Naturellement, il ne s'agit pas de prédictions abstraites, compte tenu du bilan franchement atroce que la Chine traîne depuis fort longtemps en matière de droits de la personne. Le dossier de la Chine à ce chapitre est sous le feu des projecteurs en ce moment, avec la campagne massive et pénible qui est menée contre les Ouïgours et les autres minorités musulmanes; les arrestations de défenseurs des droits de la personne, notamment d'avocats, et les procès injustes auxquels ils sont soumis; la répression constante que subissent les Tibétains; la lutte contre le Falun Gong — qui en est maintenant à sa 21e année —; et plus près de nous, les huit Canadiens emprisonnés en Chine, source de préoccupation pour Amnistie internationale. Quatre des Canadiens ont été condamnés à la peine de mort; deux Canadiens, Michael Kovrig et Michael Spavor, ont été arbitrairement et illégalement arrêtés et placés en détention; et deux autres Canadiens, Huseyin Celil et Sun Qian, purgent de longues peines d'emprisonnement après des procès profondément inéquitables.
Compte tenu de tout cela, nous avons cerné 10 raisons troublantes de nous inquiéter de la Loi sur la sécurité nationale de Hong Kong.
Premièrement, une menace à la sécurité nationale peut signifier à peu près n'importe quoi, et c'est effectivement le cas. La peine maximale, soit l'emprisonnement à vie, est imposée dans les cas d'actes de sécession, de subversion, de terrorisme et de collusion avec des forces étrangères. Ces crimes sont définis de façon si générale qu'ils peuvent facilement devenir des fourre-tout.
Deuxièmement, on abuse de la loi depuis le premier jour. Des gens sont arrêtés parce qu'ils possèdent des drapeaux, des autocollants et des bannières portant des slogans politiques. La police et les autorités prétendent que les slogans, les T-shirts, les chansons et même les morceaux de papier blanc qu'on tient en l'air représentent des menaces pour la sécurité nationale. Le gouvernement de Hong Kong a déclaré que le slogan politique « Libérez Hong Kong, révolution de notre temps »,régulièrement scandé lors des manifestations de l'année dernière, évoque l'indépendance de Hong Kong et est par conséquent interdit.
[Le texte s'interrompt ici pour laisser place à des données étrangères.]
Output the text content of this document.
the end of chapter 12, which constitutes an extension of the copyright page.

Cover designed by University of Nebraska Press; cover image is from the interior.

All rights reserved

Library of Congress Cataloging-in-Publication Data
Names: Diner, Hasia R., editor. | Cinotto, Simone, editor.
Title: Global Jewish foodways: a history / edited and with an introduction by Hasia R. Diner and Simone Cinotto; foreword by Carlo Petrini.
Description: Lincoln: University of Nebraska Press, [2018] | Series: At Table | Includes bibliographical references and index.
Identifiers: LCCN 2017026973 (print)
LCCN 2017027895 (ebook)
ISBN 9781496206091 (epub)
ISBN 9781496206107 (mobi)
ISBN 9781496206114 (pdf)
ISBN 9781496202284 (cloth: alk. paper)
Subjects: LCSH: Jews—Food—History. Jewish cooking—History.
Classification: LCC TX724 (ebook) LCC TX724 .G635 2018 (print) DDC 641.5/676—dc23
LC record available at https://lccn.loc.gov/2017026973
Troisièmement, la loi est omniprésente et mène notamment au resserrement du contrôle sur l'éducation, le journalisme et les médias sociaux.
Quatrièmement, les gens peuvent être emmenés en Chine continentale pour y subir des procès inéquitables, et c'est précisément l'enjeu des manifestations monstres de l'année dernière contre la réforme de la loi visant l'extradition.
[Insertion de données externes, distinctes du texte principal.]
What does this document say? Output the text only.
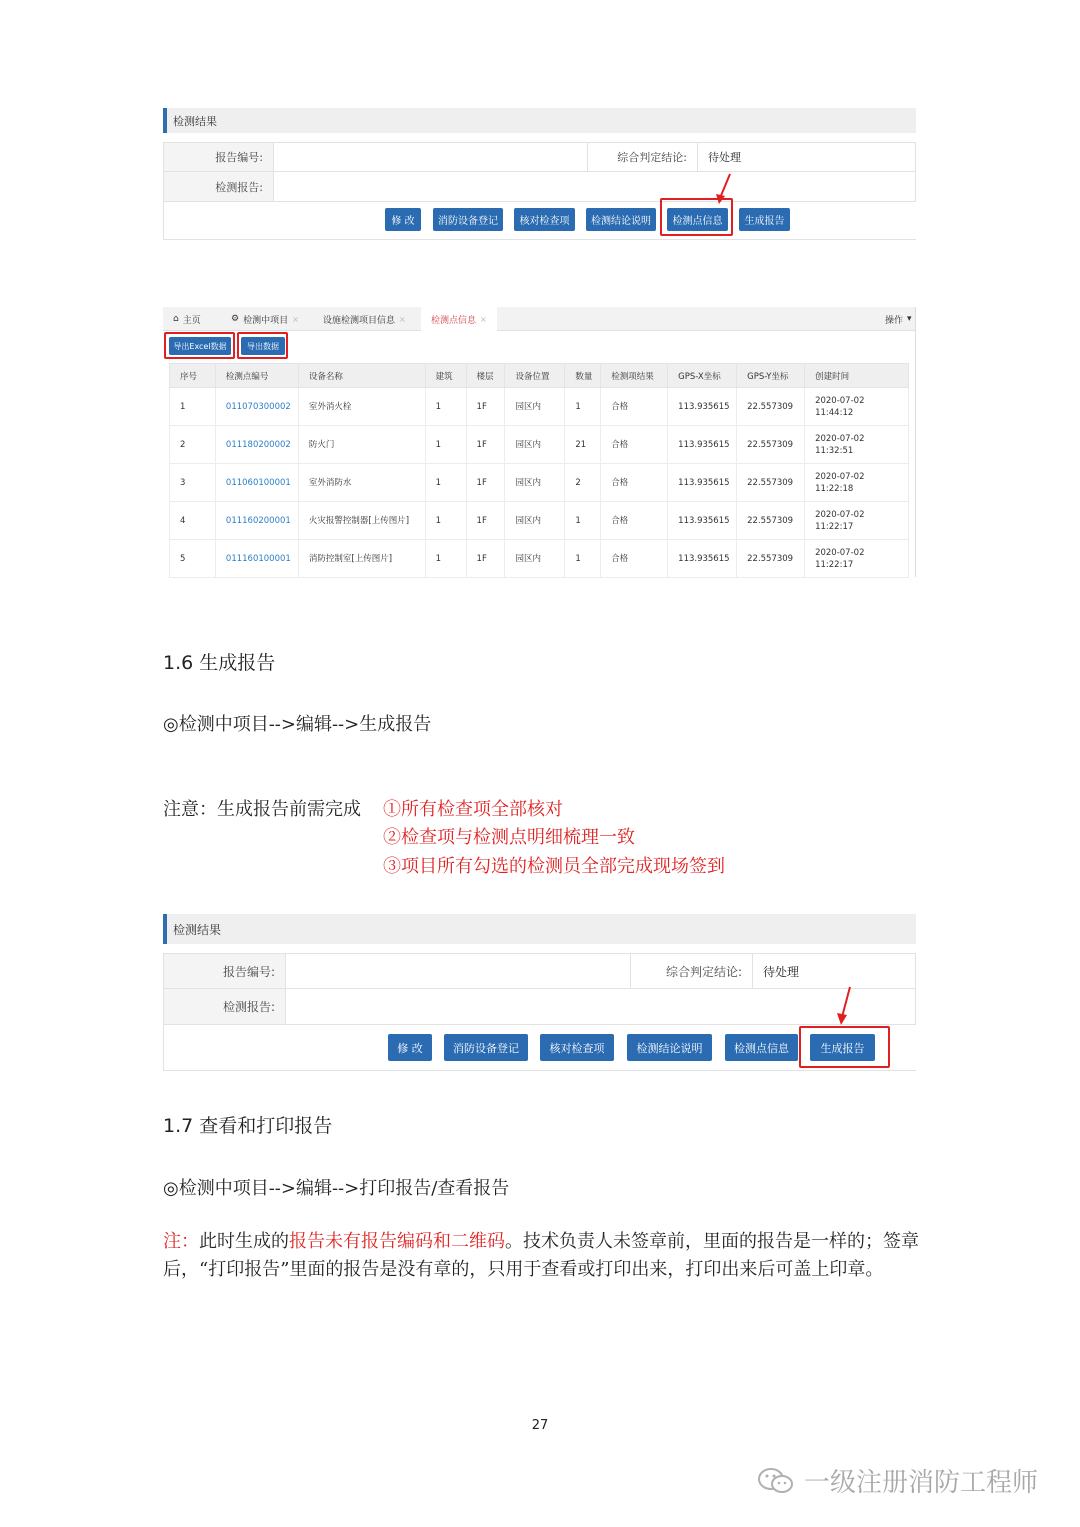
检测结果
报告编号:	综合判定结论:	待处理
检测报告:
修 改	消防设备登记	核对检查项	检测结论说明	检测点信息	生成报告
⌂ 主页	⚙ 检测中项目 ×	设施检测项目信息 ×	检测点信息 ×	操作 ▾
导出Excel数据	导出数据
序号	检测点编号	设备名称	建筑	楼层	设备位置	数量	检测项结果	GPS-X坐标	GPS-Y坐标	创建时间
1	011070300002	室外消火栓	1	1F	园区内	1	合格	113.935615	22.557309	2020-07-02
11:44:12
2	011180200002	防火门	1	1F	园区内	21	合格	113.935615	22.557309	2020-07-02
11:32:51
3	011060100001	室外消防水	1	1F	园区内	2	合格	113.935615	22.557309	2020-07-02
11:22:18
4	011160200001	火灾报警控制器[上传图片]	1	1F	园区内	1	合格	113.935615	22.557309	2020-07-02
11:22:17
5	011160100001	消防控制室[上传图片]	1	1F	园区内	1	合格	113.935615	22.557309	2020-07-02
11:22:17
1.6 生成报告
◎检测中项目-->编辑-->生成报告
注意：生成报告前需完成 ①所有检查项全部核对
②检查项与检测点明细梳理一致
③项目所有勾选的检测员全部完成现场签到
检测结果
报告编号:	综合判定结论:	待处理
检测报告:
修 改	消防设备登记	核对检查项	检测结论说明	检测点信息	生成报告
1.7 查看和打印报告
◎检测中项目-->编辑-->打印报告/查看报告
注：此时生成的报告未有报告编码和二维码。技术负责人未签章前，里面的报告是一样的；签章后，“打印报告”里面的报告是没有章的，只用于查看或打印出来，打印出来后可盖上印章。
27
一级注册消防工程师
Cinquièmement, la loi s'applique à tout le monde sur la planète — absolument tout le monde, partout.
Sixièmement, les autorités chargées des enquêtes jouissent de pouvoirs nouveaux et élargis, dont le pouvoir de fouiller les propriétés, de restreindre ou d'interdire les voyages, de geler ou de confisquer des biens, de censurer du contenu en ligne et de s'adonner à la surveillance secrète, ce qui comprend l'interception des communications. Dans aucun cas une ordonnance du tribunal n'est requise.
Septièmement, le gouvernement central de la Chine met sur pied un bureau de protection de la sécurité nationale au cœur de Hong Kong. Le bureau et son personnel ne relèvent pas de Hong Kong.
Huitièmement, le gouvernement de Hong Kong a mis sur pied un nouvel organisme, le comité de protection de la sécurité nationale, qui compte parmi ses membres un conseiller venant du gouvernement central de la Chine. Les décisions de ce comité ne peuvent pas faire l'objet d'une révision judiciaire.
Neuvièmement, les mesures de protection des droits de la personne risquent de faire l'objet de dérogations. La Loi sur la sécurité nationale comporte une garantie générale concernant le respect des droits de la personne, mais prévoit une immunité et d'importantes exemptions pour les institutions chargées de la sécurité nationale, en plus d'avoir explicitement préséance sur toutes les autres lois.
Dixièmement, la loi a déjà produit un effet immédiat et terrible. Les Hongkongais ont fermé leurs comptes de médias sociaux, les magasins et restaurants ont retiré les bannières et autocollants soutenant le mouvement de protestation, et les bibliothèques publiques ont retiré des étagères les livres traitant de sujets délicats et les livres écrits par des militants qui critiquent le gouvernement.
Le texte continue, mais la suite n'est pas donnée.